We can use (5), (6), (6′) to obtain a second variation formula for the eigenvalues.  Indeed, by differentiating (5) we obtain

\ddot \lambda_k = \dot w_k^* \dot A v_k + w_k^* \ddot A v_k + w_k^* \dot A \dot v_k;

applying (6), (6′) we conclude the second variation formula

\displaystyle \ddot \lambda_k = w_k^* \ddot A v_k + 2\sum_{j \neq k} \frac{ (w_k^* \dot A v_j) (w_j^* \dot A v_k) }{\lambda_k - \lambda_j}. (7)

Now suppose that A is self-adjoint, so as before we can take v_k=w_k to be orthonormal. The above formula then becomes

\displaystyle \ddot \lambda_k = v_k^* \ddot A v_k + 2\sum_{j \neq k} \frac{ |v_k^* \dot A v_j|^2 }{\lambda_k - \lambda_j}.

One can view the terms on the right-hand side here as various “forces” acting on the eigenvalue \lambda_k; the acceleration of the original matrix A provides one such force, while all the other eigenvalues \lambda_j provide a repulsive force (and note, as with Newton’s third law, that the force that \lambda_j exerts on \lambda_k is equal and opposite to the force that \lambda_k exerts on \lambda_j; this is consistent with the trace formula \sum_{k=1}^n \lambda_k = \hbox{tr}(A)).  The closer two eigenvalues are to each other, the stronger the repulsive force becomes.

When the matrix A is not self-adjoint, then the interaction between \lambda_j and \lambda_k can be either repulsive or attractive.  Consider for instance the matrices

\begin{pmatrix} 1 & t \\ -t & -1 \end{pmatrix}.

The eigenvalues of this matrix are \pm \sqrt{1-t^2} for -1 < t < 1 – so we see that they are attracted to each other as t evolves, until the matrix becomes degenerate at t = \pm 1.  In contrast, the self-adjoint matrices

\begin{pmatrix} 1 & t \\ t & -1 \end{pmatrix}.

have eigenvalues \pm \sqrt{1+t^2}, which repel each other as t evolves.

The repulsion effect of eigenvalues is also consistent with the smallness of the set of matrices with repeated eigenvalues. Consider for instance the space of Hermitian n \times n matrices, which has real dimension n^2.   The subset of Hermitian matrices with distinct eigenvalues can be described by a collection of n orthogonal (complex) one-dimensional eigenspaces (which can be computed to have 2(n-1) + 2(n-2) + \ldots + 2 = n(n-1) degrees of freedom) plus n real eigenvalues (for an additional n degrees of freedom), thus the set of matrices with distinct eigenvalues has full dimension n^2.

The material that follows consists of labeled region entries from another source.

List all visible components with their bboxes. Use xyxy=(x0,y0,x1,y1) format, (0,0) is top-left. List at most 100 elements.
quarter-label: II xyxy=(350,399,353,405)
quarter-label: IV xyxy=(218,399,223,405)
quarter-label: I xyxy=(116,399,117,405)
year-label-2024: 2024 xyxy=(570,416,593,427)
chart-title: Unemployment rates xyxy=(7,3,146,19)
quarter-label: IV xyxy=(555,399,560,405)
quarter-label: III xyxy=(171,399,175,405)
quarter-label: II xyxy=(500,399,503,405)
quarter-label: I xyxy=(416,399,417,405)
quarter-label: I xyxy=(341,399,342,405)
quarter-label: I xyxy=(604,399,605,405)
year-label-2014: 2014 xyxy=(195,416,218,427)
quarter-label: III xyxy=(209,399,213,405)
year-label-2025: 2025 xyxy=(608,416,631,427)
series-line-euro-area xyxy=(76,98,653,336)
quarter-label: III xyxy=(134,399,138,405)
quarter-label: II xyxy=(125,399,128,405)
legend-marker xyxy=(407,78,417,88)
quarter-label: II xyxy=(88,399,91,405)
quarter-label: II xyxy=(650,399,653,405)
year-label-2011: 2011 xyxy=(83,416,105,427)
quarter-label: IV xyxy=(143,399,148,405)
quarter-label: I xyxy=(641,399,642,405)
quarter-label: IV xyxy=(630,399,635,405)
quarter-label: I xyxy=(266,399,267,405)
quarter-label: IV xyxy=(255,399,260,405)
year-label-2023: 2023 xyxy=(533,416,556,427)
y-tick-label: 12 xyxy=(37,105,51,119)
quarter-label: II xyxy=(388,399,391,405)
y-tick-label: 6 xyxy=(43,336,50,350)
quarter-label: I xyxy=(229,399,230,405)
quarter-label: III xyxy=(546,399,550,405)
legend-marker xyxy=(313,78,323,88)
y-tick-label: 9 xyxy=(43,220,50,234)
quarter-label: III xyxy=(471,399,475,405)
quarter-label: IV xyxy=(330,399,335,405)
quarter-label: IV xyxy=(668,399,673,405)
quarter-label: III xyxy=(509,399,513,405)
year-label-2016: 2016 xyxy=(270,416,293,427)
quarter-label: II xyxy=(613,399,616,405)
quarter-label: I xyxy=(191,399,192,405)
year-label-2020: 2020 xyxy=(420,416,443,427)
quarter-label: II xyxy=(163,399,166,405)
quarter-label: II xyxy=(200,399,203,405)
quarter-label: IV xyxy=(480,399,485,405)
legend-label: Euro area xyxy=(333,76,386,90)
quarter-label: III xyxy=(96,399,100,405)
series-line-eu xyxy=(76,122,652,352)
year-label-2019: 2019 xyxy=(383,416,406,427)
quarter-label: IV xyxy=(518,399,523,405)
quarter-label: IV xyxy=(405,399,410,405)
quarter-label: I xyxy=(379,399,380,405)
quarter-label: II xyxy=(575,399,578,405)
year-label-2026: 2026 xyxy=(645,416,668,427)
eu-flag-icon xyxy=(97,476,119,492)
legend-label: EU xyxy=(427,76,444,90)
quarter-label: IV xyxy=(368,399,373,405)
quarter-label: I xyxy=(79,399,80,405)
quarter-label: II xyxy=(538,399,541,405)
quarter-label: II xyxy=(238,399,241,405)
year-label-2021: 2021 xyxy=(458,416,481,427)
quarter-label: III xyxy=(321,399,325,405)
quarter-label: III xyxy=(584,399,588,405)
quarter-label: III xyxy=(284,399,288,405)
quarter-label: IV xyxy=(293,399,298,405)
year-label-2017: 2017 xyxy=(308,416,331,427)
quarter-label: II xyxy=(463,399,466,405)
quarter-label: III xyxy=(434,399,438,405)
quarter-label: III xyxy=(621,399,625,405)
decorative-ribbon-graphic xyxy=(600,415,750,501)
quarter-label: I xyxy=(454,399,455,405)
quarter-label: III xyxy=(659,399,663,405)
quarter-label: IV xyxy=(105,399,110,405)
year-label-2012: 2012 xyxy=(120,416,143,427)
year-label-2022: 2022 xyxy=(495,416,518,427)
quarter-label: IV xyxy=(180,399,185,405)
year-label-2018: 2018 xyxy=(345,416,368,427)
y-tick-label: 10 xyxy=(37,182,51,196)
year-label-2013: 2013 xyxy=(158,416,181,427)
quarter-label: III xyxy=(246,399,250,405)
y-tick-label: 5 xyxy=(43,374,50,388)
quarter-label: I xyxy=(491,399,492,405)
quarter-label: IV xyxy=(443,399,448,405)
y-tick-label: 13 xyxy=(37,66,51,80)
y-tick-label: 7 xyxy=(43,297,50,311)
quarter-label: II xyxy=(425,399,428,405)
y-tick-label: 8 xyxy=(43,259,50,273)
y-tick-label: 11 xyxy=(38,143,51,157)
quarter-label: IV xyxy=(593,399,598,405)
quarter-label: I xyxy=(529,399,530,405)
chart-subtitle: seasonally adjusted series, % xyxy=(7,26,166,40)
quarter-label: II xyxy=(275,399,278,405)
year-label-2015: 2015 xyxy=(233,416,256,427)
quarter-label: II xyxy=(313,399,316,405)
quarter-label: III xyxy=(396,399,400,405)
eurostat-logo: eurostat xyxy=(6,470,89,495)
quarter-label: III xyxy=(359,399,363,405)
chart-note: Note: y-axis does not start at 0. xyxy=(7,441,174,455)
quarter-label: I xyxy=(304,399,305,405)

Now consider the space of matrices with one repeated eigenvalue.  This can be described by n-2 orthogonal complex one-dimensional eigenspaces, plus a complex two-dimensional orthogonal complement (which has 2(n-1) + 2(n-2)+\ldots+4 = n(n-1)-2 degrees of freedom) plus n-1 real eigenvalues, thus the set of matrices with repeated eigenvalues only has dimension n^2-3.  Thus it is in fact very rare for eigenvalues to actually collide, which helps explain why there must be a repulsion effect in the first place.

An example can help illustrate this phenomenon.  Consider the one-parameter family of Hermitian matrices

\begin{pmatrix} t & 0 \\ 0 & -t \end{pmatrix}.

The eigenvalues of this matrix at time t are of course t and -t, which cross over each other when t changes sign.  Now consider instead the Hermitian perturbation

\begin{pmatrix} t & \varepsilon \\ \varepsilon & -t \end{pmatrix}

for some small \varepsilon > 0.  The eigenvalues are now \sqrt{t^2+\varepsilon^2} and -\sqrt{t^2+\varepsilon^2}; they come close to each other as t approaches 0, but then “bounce” off of each other due to the repulsion effect.